Sunday, August 8, 2010

People of the Screen

Okay, this article does not have much to do about digital literacy, regarding how we read, but it was extremely entertaining and amusing, so I have included some great facts that really do matter to digital literacy.

Kevin Kelly (2010) states in his article, From Print to Pixels, “as digital screens proliferate, people are reading a whole new way” the written word has moved off the printed page and on to all kinds of screens. In today’s world people are reading from somewhere around 4.5 billion screens (2010). These screens are on televisions, cell phones, computers (laptops, iPads, netbooks), gaming systems, and music devices. “Right now ordinary citizens compose 1.5 million blog posts a day” and “young people around the world collectively write 12 billion quips per day from their phones.” That is a lot of reading and writing!

The author does a great job at looking at the history of the written word and how it has changed our lives but no print sources have infiltrated our lives like screen reading. There are screens in many rooms of our houses, throughout our schools, and mobile screens that we carry around with us where we go. Even billboards have been replaced by screens on highways, sports arenas and on the sides of buildings.

Kelly states, “Books were good at developing a contemplative mind. Screens encourage a more utilitarian thinking” (2010). The world is at our fingertips 24/7. It is a different way of reading—print is coming off the page but a screen is hitting you with all kinds of hypermedia in all different directions.

Kelly concludes, “Last year alone, five quintillion transistors were embedded into objects other than computers” and “screens will be the first place we will look for friends, for news, for meaning, for our sense of who we are and who we can be” (2010).
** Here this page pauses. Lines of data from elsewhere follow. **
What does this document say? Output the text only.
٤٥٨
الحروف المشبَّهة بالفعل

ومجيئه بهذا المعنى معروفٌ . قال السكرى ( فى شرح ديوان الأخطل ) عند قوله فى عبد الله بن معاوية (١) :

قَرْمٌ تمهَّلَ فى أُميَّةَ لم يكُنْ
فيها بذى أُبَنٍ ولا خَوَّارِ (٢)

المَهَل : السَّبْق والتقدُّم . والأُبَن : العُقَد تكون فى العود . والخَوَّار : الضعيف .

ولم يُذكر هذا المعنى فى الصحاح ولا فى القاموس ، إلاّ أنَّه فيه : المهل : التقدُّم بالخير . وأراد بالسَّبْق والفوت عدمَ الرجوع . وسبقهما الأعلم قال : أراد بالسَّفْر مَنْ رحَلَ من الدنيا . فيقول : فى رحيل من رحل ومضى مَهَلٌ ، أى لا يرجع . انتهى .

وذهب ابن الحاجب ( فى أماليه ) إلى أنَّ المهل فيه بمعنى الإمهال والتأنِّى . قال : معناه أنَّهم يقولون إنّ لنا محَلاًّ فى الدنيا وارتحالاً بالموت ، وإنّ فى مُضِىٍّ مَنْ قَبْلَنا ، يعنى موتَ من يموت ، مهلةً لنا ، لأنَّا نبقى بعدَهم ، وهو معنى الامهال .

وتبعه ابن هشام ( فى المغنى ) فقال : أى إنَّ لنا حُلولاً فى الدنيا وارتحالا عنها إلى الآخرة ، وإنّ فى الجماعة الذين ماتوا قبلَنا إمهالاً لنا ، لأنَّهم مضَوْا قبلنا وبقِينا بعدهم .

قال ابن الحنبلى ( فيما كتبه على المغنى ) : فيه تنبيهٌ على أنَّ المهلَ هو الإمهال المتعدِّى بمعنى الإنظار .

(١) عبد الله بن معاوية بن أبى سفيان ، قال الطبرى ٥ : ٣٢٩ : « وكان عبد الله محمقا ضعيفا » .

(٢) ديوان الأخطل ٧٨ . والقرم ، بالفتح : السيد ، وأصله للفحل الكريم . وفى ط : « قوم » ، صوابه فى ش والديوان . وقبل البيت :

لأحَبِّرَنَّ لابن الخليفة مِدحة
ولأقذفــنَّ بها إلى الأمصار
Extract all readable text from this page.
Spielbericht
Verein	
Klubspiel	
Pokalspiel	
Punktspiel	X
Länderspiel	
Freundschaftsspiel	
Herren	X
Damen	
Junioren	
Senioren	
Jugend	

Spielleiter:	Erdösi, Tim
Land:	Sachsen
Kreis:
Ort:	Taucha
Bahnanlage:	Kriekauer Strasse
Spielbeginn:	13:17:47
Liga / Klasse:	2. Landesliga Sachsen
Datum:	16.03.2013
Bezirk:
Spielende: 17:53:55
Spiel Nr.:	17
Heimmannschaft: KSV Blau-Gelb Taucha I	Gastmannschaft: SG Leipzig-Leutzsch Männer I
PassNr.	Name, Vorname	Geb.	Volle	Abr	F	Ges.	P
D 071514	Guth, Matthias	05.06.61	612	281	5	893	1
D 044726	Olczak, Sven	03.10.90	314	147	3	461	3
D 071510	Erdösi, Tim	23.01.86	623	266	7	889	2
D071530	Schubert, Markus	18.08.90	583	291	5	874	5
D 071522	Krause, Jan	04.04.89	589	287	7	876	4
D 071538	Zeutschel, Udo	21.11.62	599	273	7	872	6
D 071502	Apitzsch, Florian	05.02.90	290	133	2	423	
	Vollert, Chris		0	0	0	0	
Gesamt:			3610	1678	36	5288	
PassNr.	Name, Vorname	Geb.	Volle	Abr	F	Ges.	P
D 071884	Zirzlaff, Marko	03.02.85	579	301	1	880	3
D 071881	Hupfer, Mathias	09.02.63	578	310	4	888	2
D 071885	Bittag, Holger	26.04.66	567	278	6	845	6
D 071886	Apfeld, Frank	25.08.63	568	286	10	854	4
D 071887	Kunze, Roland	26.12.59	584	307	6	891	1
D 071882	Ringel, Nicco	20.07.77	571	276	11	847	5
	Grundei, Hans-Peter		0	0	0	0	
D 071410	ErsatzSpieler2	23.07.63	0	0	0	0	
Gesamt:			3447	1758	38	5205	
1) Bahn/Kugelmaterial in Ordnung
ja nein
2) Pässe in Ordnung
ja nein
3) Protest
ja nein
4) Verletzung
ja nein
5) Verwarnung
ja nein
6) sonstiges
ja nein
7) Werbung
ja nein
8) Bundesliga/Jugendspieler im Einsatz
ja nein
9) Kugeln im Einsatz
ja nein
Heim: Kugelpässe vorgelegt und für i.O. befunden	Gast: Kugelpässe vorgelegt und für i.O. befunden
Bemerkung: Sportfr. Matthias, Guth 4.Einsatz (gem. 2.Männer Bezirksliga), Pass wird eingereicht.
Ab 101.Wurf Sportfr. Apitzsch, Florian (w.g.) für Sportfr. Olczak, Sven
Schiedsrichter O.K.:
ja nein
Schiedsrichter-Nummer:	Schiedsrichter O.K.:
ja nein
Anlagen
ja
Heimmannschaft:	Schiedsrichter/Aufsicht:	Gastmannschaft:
Reflection: Well hang onto your hats and get ready for the ride of your life! Digital reading is going to be essential for being a literate adult. Students will need, at a very young age make sense of what they see and what they read because it will not be in a book that they carry around with them it will be on screens everywhere they look.

Reference:
Kelly, K. (2010). From print to pixels. Smithsonian, 41(4), 122-128.